I opened a new card for DL(17) a bit ago. MM(19) was able to get his own credit card and I have way too many credit cards. So I closed the card that I had opened for MM(19) to use during his high school years. I think *5* credit cards is more than enough to keep track of, and I just no longer had any use for this card.
I was cautious and did wait until MM(19) was able to get his own credit card with a decent credit limit.
MM's credit score has been 770-780 since he applied for his own credit card when he turned 18. Before that I had added him as an authorized user on my Target card and on the card I got soley for him to use.
This ended up being genius because I never keep cards open long term. Just keep them open if I am still using them. I put him on the Target card for convenience, but it just also happens to be the oldest credit card that I have. 10+ years! Also, the card I got specifically for MM(19) wasn't showing up on his credit report when he turned 18. But the Target card was. When I realized, I added DL(17) to the Target card too, to give him a credit boost.
When MM turned 19 he applied for a new credit card. I believe they only gave him a $1,000 credit limit and I didn't find that to be too practical. But between the $500 limit credit card & the $1,000 limit credit card... I told him if he charged anything large like auto insurance, to just pay off immediately. That utilization can hit your credit score pretty hard if you aren't careful.
Interestingly, I was trying to refresh my memory and his credit card is showing a $3,500 limit, on his credit report. !! If that's correct... Phew! I've been waiting for this "credit card companies are insane" to kick in so that it's more useful for him. He can now charge up anything and everything without fretting about the utilization. It's just much more convenient and useful. But this is insane. That they are giving a kid with $5,000 annual income a $3,500 credit limit. ??? It took a little bit of time, but I guess we found the point where it gets insane.

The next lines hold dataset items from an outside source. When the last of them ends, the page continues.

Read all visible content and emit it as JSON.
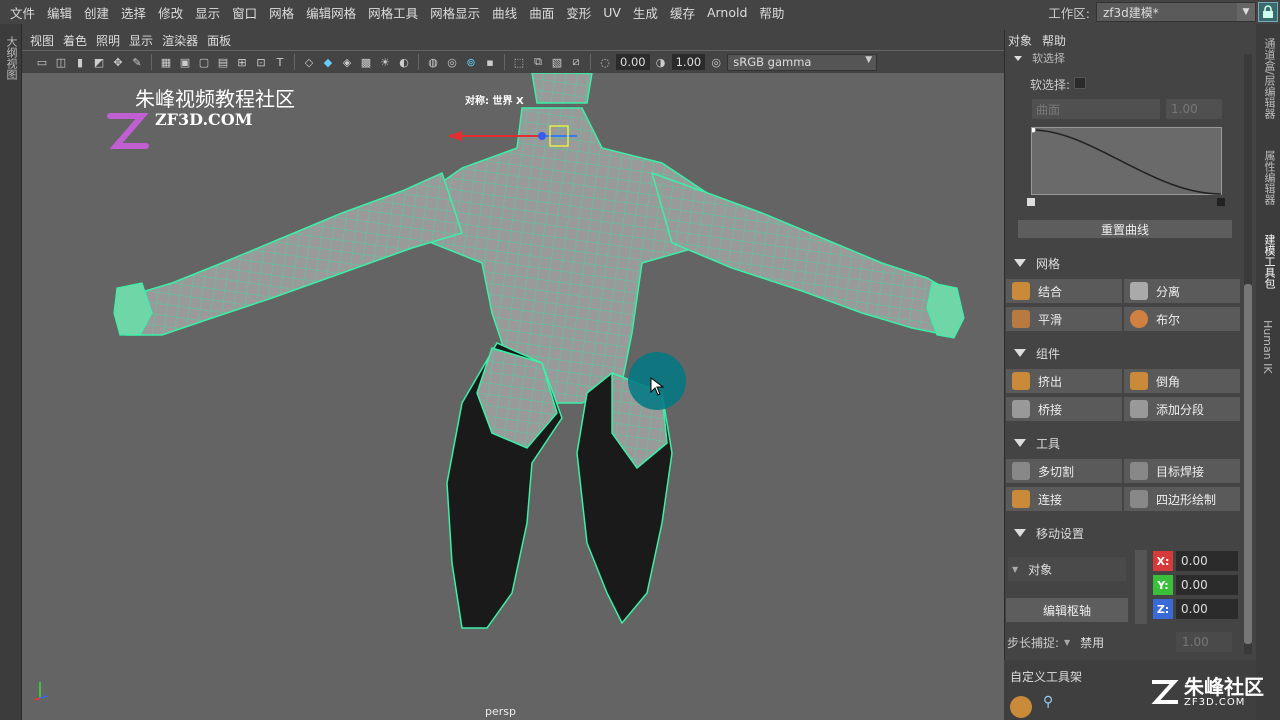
{
  "menu": [
    "文件",
    "编辑",
    "创建",
    "选择",
    "修改",
    "显示",
    "窗口",
    "网格",
    "编辑网格",
    "网格工具",
    "网格显示",
    "曲线",
    "曲面",
    "变形",
    "UV",
    "生成",
    "缓存",
    "Arnold",
    "帮助"
  ],
  "workspace": {
    "label": "工作区:",
    "value": "zf3d建模*"
  },
  "left_tab": "大纲视图",
  "viewport": {
    "menu": [
      "视图",
      "着色",
      "照明",
      "显示",
      "渲染器",
      "面板"
    ],
    "field_a": "0.00",
    "field_b": "1.00",
    "color_space": "sRGB gamma",
    "camera": "persp",
    "pivot_label": "对称: 世界 X",
    "watermark_title": "朱峰视频教程社区",
    "watermark_url": "ZF3D.COM"
  },
  "panel": {
    "menu": [
      "对象",
      "帮助"
    ],
    "soft_select_head": "软选择",
    "soft_select_label": "软选择:",
    "falloff_mode": "曲面",
    "falloff_value": "1.00",
    "reset_curve": "重置曲线",
    "sections": {
      "mesh": "网格",
      "components": "组件",
      "tools": "工具",
      "move": "移动设置",
      "shelf": "自定义工具架"
    },
    "mesh_buttons": [
      "结合",
      "分离",
      "平滑",
      "布尔"
    ],
    "component_buttons": [
      "挤出",
      "倒角",
      "桥接",
      "添加分段"
    ],
    "tool_buttons": [
      "多切割",
      "目标焊接",
      "连接",
      "四边形绘制"
    ],
    "move": {
      "space": "对象",
      "edit_pivot": "编辑枢轴",
      "x": "0.00",
      "y": "0.00",
      "z": "0.00",
      "step_label": "步长捕捉:",
      "step_mode": "禁用",
      "step_value": "1.00"
    },
    "colors": {
      "x": "#d63a3a",
      "y": "#3abf3a",
      "z": "#3a6ad6"
    }
  },
  "right_tabs": [
    "通道盒/层编辑器",
    "属性编辑器",
    "建模工具包",
    "Human IK"
  ],
  "brand": {
    "name": "朱峰社区",
    "url": "ZF3D.COM"
  }
}
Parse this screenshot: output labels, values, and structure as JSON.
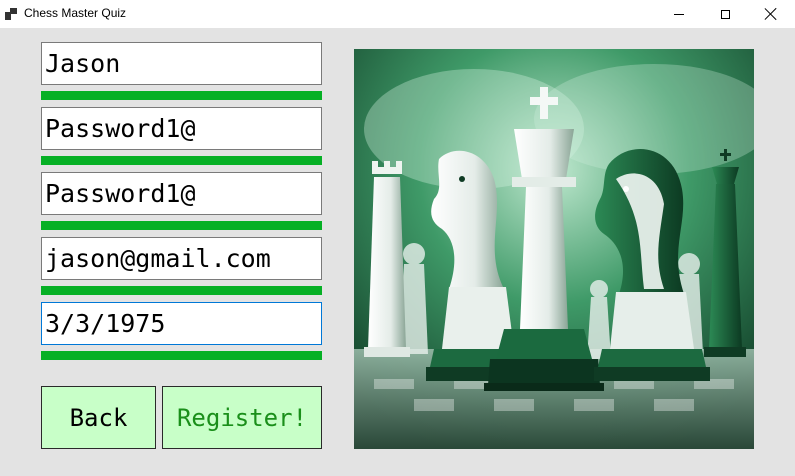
{
  "window": {
    "title": "Chess Master Quiz"
  },
  "form": {
    "fields": [
      {
        "name": "username-field",
        "value": "Jason",
        "strength": 1.0
      },
      {
        "name": "password-field",
        "value": "Password1@",
        "strength": 1.0
      },
      {
        "name": "confirm-password-field",
        "value": "Password1@",
        "strength": 1.0
      },
      {
        "name": "email-field",
        "value": "jason@gmail.com",
        "strength": 1.0
      },
      {
        "name": "birthdate-field",
        "value": "3/3/1975",
        "strength": 1.0
      }
    ]
  },
  "buttons": {
    "back_label": "Back",
    "register_label": "Register!"
  },
  "colors": {
    "validation_bar": "#06b025",
    "button_bg": "#c8ffc8",
    "register_text": "#1a8f1a"
  },
  "image": {
    "icon": "chess-pieces-illustration"
  }
}
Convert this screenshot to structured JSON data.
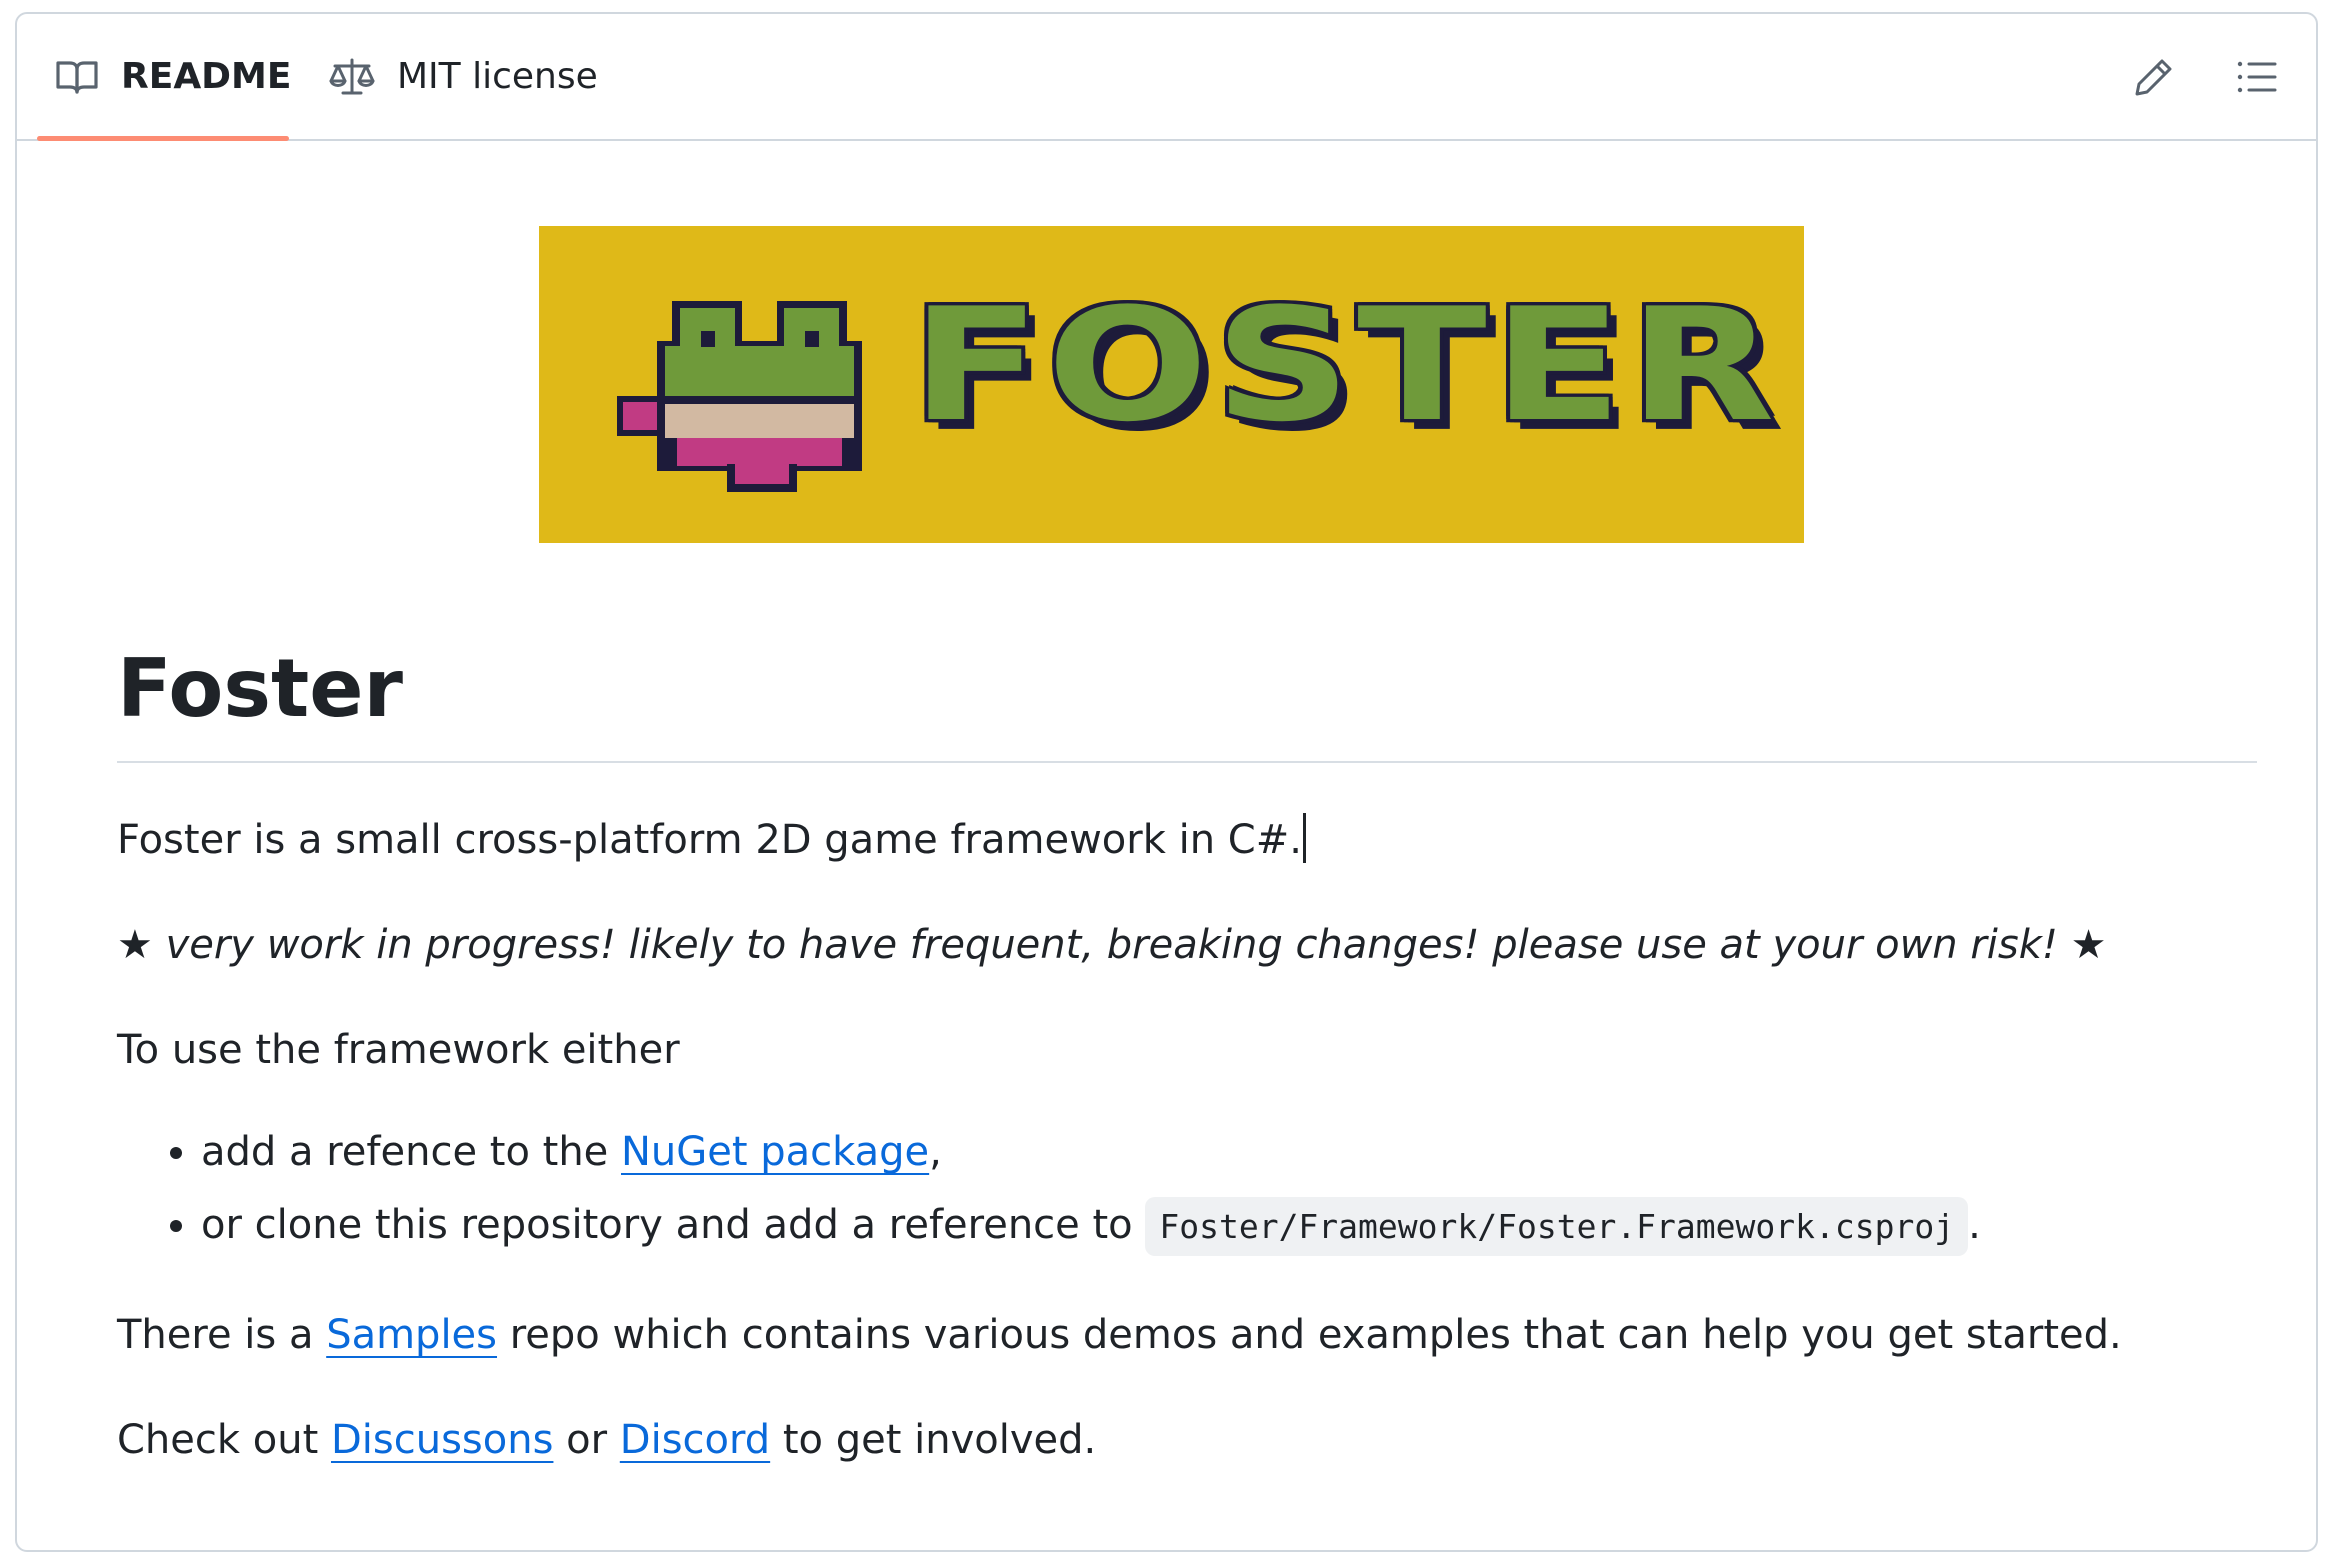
{
  "tabs": {
    "readme_label": "README",
    "license_label": "MIT license"
  },
  "toolbar": {
    "edit_icon": "pencil-icon",
    "toc_icon": "list-unordered-icon"
  },
  "banner": {
    "wordmark": "FOSTER",
    "logo": "frog-mascot",
    "background_color": "#dfb918"
  },
  "readme": {
    "title": "Foster",
    "intro": "Foster is a small cross-platform 2D game framework in C#.",
    "warning": "★ very work in progress! likely to have frequent, breaking changes! please use at your own risk! ★",
    "usage_intro": "To use the framework either",
    "list": [
      {
        "before": "add a refence to the ",
        "link": "NuGet package",
        "after": ","
      },
      {
        "before": "or clone this repository and add a reference to ",
        "code": "Foster/Framework/Foster.Framework.csproj",
        "after": "."
      }
    ],
    "samples": {
      "before": "There is a ",
      "link": "Samples",
      "after": " repo which contains various demos and examples that can help you get started."
    },
    "community": {
      "before": "Check out ",
      "link1": "Discussons",
      "middle": " or ",
      "link2": "Discord",
      "after": " to get involved."
    }
  },
  "colors": {
    "link": "#0969da",
    "tab_underline": "#fd8c73",
    "border": "#d0d7de",
    "text": "#1f2328"
  }
}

I will have to ask him if he had noticed the credit increase, or confirm with him if that is correct.
So, where was I? MM(19) started with a 770-780 credit score. After he got his own credit cards and had a workable credit limit, I shut down the card I had gotten for him to use during high school year. I did not anticipate him using credit in the near future.
And... His credit score dropped from 780 to 770. & then the next month it went back up to 777.
There you have it. I was surprised and irritated by the caution I took waiting to close this account that no one was using. 🙄 Even for the very young credit, the card closing didn't amount to a hill of beans.
Full disclosure: MM has 100% on time payment history, 5% credit usage, 3 credit card accounts, 5 year average credit age and 1 inquiry. (He has 2 credit cards + is still the authorized user on my Target card).
The only advice he is being given is to change his mix of credit. It's the only thing he can do to improve his score at this point (per credit karma). Adding an installment loan. I really don't see the point of doing 8%+ student loans (plus 1% up front fee). It's moot because wouldn't touch these scammy loan servicers with a 10 foot pole. Before interest rates rose significantly, I more considered these loans on the level of payday loans. Who knew they could get any less appealing, but the high interest rates aren't helping. & for a car loan, he's probably going to need a co-signor because of his income. Meh. I'd rather loan him money at very low interest rates if he does need a loan. But I don't anticipate him *needing* to borrow any money.
Like us, he will probably add an installment loan when he gets a mortgage.
Edited to add: I confirmed with MM(19) that his credit limit (on the one card) is now $3,500. He hadn't noticed.
Second edit: Re-reading this post, one point to add to clarity. MM applied for his own student card when he turned 18. & then when he was 19 and had a job, I had him apply for a regular Chase rewards credit card. So that is why he has two cards. The student card still only has a $500 limit and is far less useful. He can probably just convert it to a regular rewards card (with our CU) at some point when he has more income.